Energy Transfer LP said it formed a new business to develop alternative energy products as part of an ongoing effort to reduce its environmental footprint.
The new operation, called the Alternative Energy Group, will focus on renewable energy projects such as solar and wind farms, either as a power purchaser or in partnership with third-party developers, the Dallas-based pipeline operator said. It may also develop renewable diesel and natural gas projects that could use existing pipelines throughout Energy Transfer’s system, which consists of more than 90,000 miles of pipelines crossing 38 states.
The new business will be led by general counsel Tom Mason.
Among early endeavors, Alternative Energy Group said it supported the construction of the Maplewood 2 Solar Project in West Texas along with Recurrent Energy. The 28 MW solar project, expected to be in service in the second quarter, is the new group’s first-ever dedicated solar power purchase contract.
“While we currently use a diversified mix of energy sources along with emission-reducing technologies to operate our assets, this project marks a new milestone for us,” said Energy Transfer President Mackie McCrea.
Energy Transfer has faced its share of challenges from environmentalists. Most notably, the company’s plan to expand the controversial Dakota Access crude oil pipeline has been met with repeated court challenges from the Standing Rock Sioux Tribe, the Cheyenne River Sioux Tribe and other plaintiffs who, among other criticisms, have opposed the pipeline that stretches from North Dakota to Illinois because of pollution concerns.

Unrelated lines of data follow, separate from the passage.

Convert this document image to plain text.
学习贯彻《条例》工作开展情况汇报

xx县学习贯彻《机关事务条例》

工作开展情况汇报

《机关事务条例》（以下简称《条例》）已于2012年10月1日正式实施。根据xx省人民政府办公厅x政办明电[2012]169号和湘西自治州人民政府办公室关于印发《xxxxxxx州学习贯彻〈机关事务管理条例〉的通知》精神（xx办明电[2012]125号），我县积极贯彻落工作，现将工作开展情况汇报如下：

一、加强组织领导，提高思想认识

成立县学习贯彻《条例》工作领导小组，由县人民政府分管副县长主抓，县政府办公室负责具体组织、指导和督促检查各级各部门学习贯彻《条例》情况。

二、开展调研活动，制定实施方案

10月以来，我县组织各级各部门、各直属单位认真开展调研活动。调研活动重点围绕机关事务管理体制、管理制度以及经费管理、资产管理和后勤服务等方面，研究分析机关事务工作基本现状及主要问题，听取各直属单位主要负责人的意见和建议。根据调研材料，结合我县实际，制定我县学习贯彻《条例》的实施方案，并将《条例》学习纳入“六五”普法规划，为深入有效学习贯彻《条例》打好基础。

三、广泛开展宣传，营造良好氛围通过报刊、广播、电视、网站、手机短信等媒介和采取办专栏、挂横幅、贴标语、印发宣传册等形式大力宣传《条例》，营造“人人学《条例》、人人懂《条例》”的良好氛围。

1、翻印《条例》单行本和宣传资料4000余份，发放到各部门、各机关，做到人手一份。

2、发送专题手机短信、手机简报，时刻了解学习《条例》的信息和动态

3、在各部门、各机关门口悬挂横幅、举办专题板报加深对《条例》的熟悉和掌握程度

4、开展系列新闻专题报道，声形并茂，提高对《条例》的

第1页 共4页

Energy Transfer is hardly alone in shifting, at least in part, to renewables. Oil and gas companies of all sizes and specialties are under increasing pressure from investors and governments to find ways to combat climate change.
President Biden, who took office in January, said he would pursue policies to hasten the transition from fossil fuels to renewable sources of energy. He campaigned on a vow to put the United States on a path to a carbon-free power sector by 2035 and a carbon-neutral economy by 2050. Those goals align with the international targets established with the United Nations climate accord, aka the Paris Agreement.

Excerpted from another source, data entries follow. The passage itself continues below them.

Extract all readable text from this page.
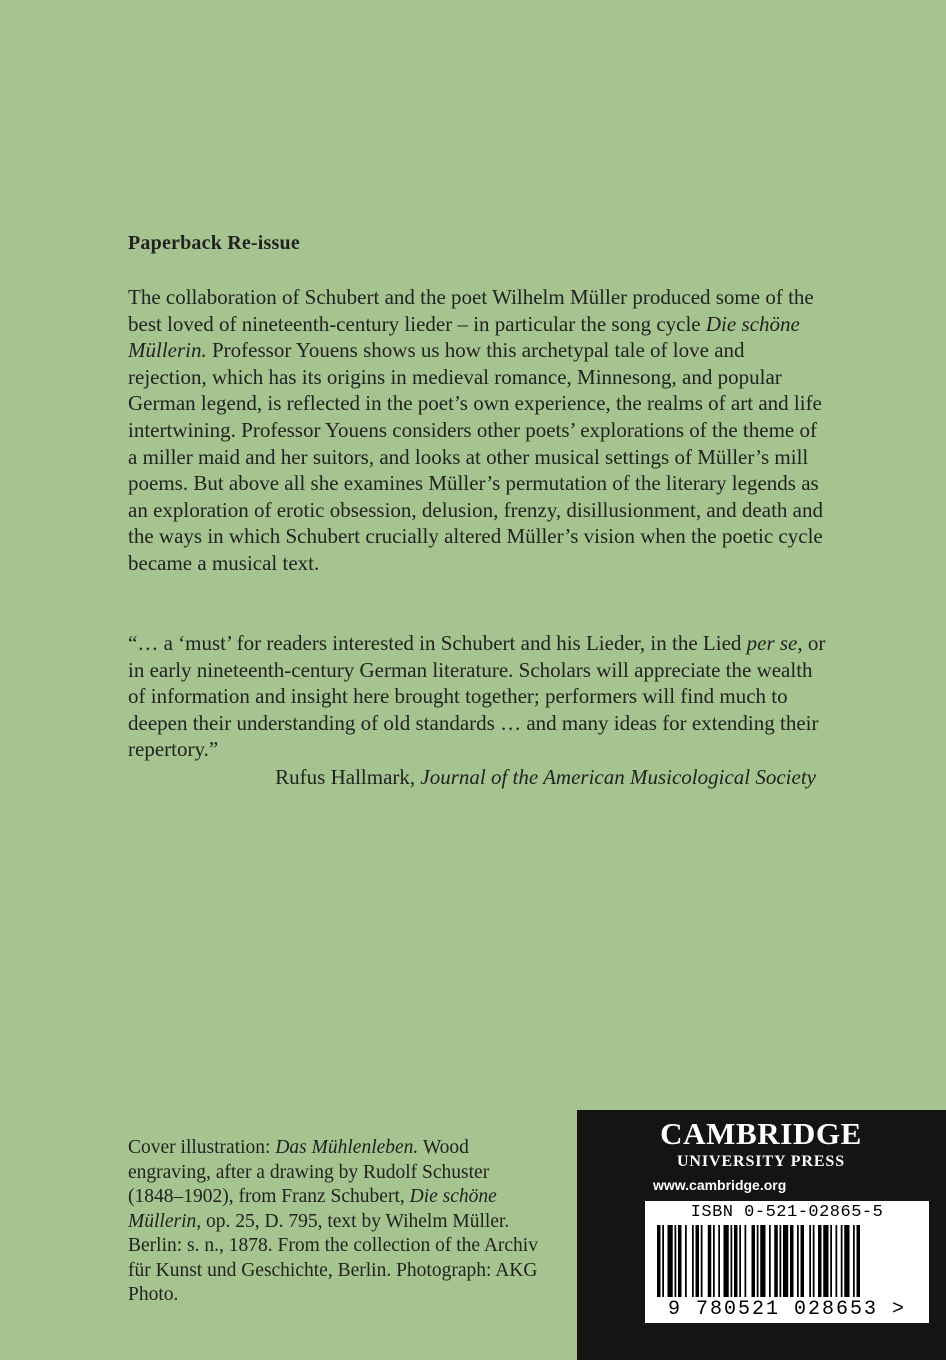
Paperback Re-issue

The collaboration of Schubert and the poet Wilhelm Müller produced some of the best loved of nineteenth-century lieder – in particular the song cycle Die schöne Müllerin. Professor Youens shows us how this archetypal tale of love and rejection, which has its origins in medieval romance, Minnesong, and popular German legend, is reflected in the poet’s own experience, the realms of art and life intertwining. Professor Youens considers other poets’ explorations of the theme of a miller maid and her suitors, and looks at other musical settings of Müller’s mill poems. But above all she examines Müller’s permutation of the literary legends as an exploration of erotic obsession, delusion, frenzy, disillusionment, and death and the ways in which Schubert crucially altered Müller’s vision when the poetic cycle became a musical text.

“… a ‘must’ for readers interested in Schubert and his Lieder, in the Lied per se, or in early nineteenth-century German literature. Scholars will appreciate the wealth of information and insight here brought together; performers will find much to deepen their understanding of old standards … and many ideas for extending their repertory.”

Rufus Hallmark, Journal of the American Musicological Society

Cover illustration: Das Mühlenleben. Wood engraving, after a drawing by Rudolf Schuster (1848–1902), from Franz Schubert, Die schöne Müllerin, op. 25, D. 795, text by Wihelm Müller. Berlin: s. n., 1878. From the collection of the Archiv für Kunst und Geschichte, Berlin. Photograph: AKG Photo.

CAMBRIDGE
UNIVERSITY PRESS
www.cambridge.org
ISBN 0-521-02865-5
9 780521 028653 >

Executives at several major oil and gas giants, including ExxonMobil in the United States and BP plc in Great Britain, said during fourth quarter earnings calls they are ramping up their pursuits of alternative energy sources such as hydrogen and technology such carbon capture and storage.

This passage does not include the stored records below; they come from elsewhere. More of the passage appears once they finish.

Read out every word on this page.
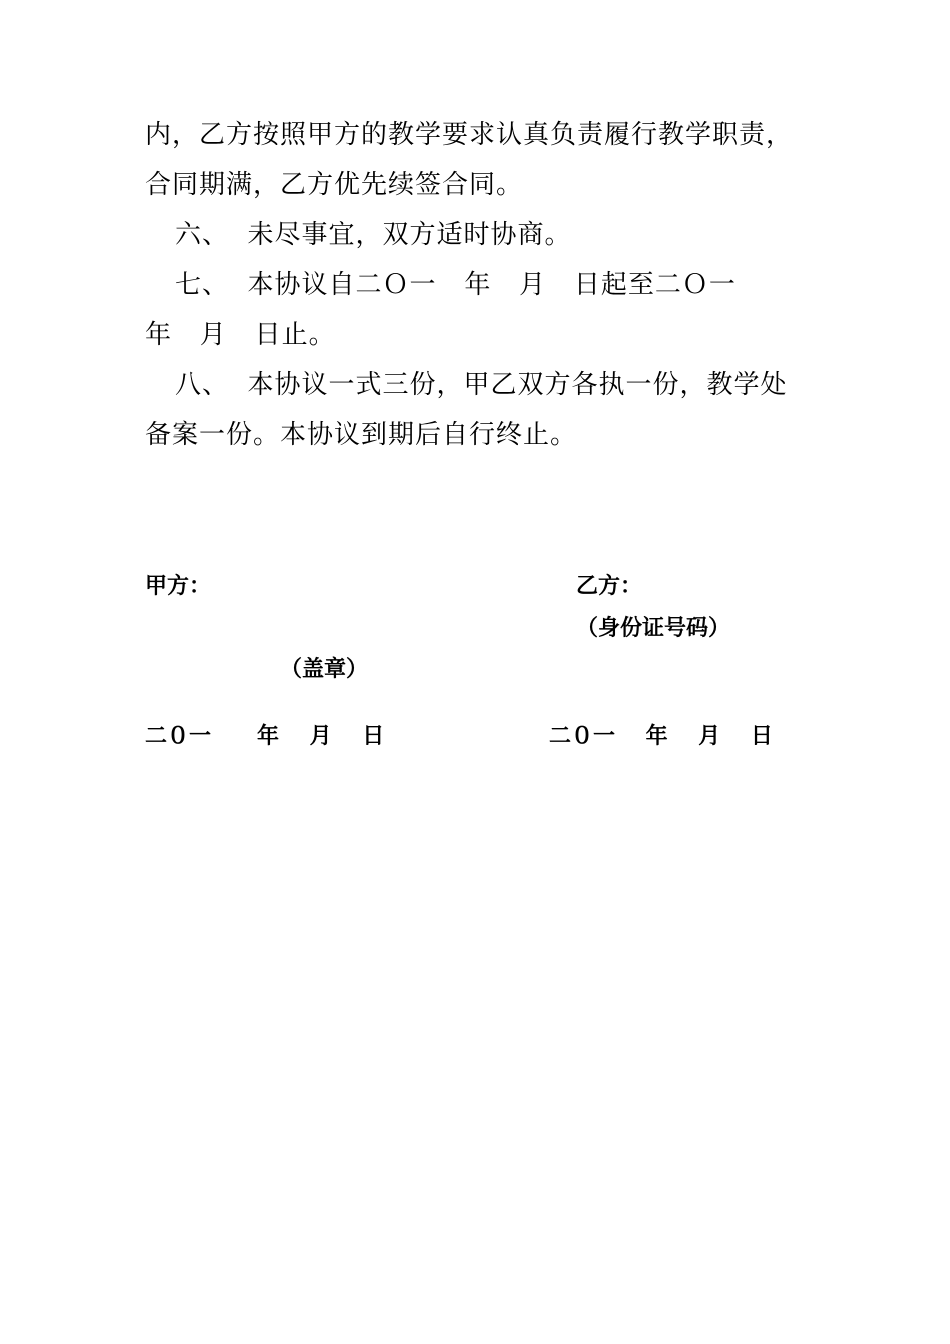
内，乙方按照甲方的教学要求认真负责履行教学职责，
合同期满，乙方优先续签合同。
六、  未尽事宜，双方适时协商。
七、  本协议自二Ｏ一   年   月   日起至二Ｏ一
年   月   日止。
八、  本协议一式三份，甲乙双方各执一份，教学处
备案一份。本协议到期后自行终止。
甲方：	乙方：
（身份证号码）
（盖章）
二０一      年    月    日	二０一    年    月    日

These efforts are “crucial” for “achieving the goals outlined in the Paris Agreement,” ExxonMobil CEO Darren Woods said.
Energy Transfer reports fourth quarter earnings on Wednesday (Feb. 17). During its third quarter earnings call, executives noted what they called substantial progress on the clean energy front.
“Approximately 20% of the electrical energy we purchase originates from renewables and we expect that will continue to grow,” CFO Tom Long said. “We have approximately 18,000 solar panels located at pipeline metering stations across the country, and we also own a gas-fired electric generation company that uses renewable natural gas in Pennsylvania to generate electricity.”
Additionally, he added, “Our dual drop compressors, which have a patented technology that allows for switching between electric motors and natural gas engines to drive compressors, offers the industry a more efficient compression solution, helping to reduce greenhouse gas emissions.”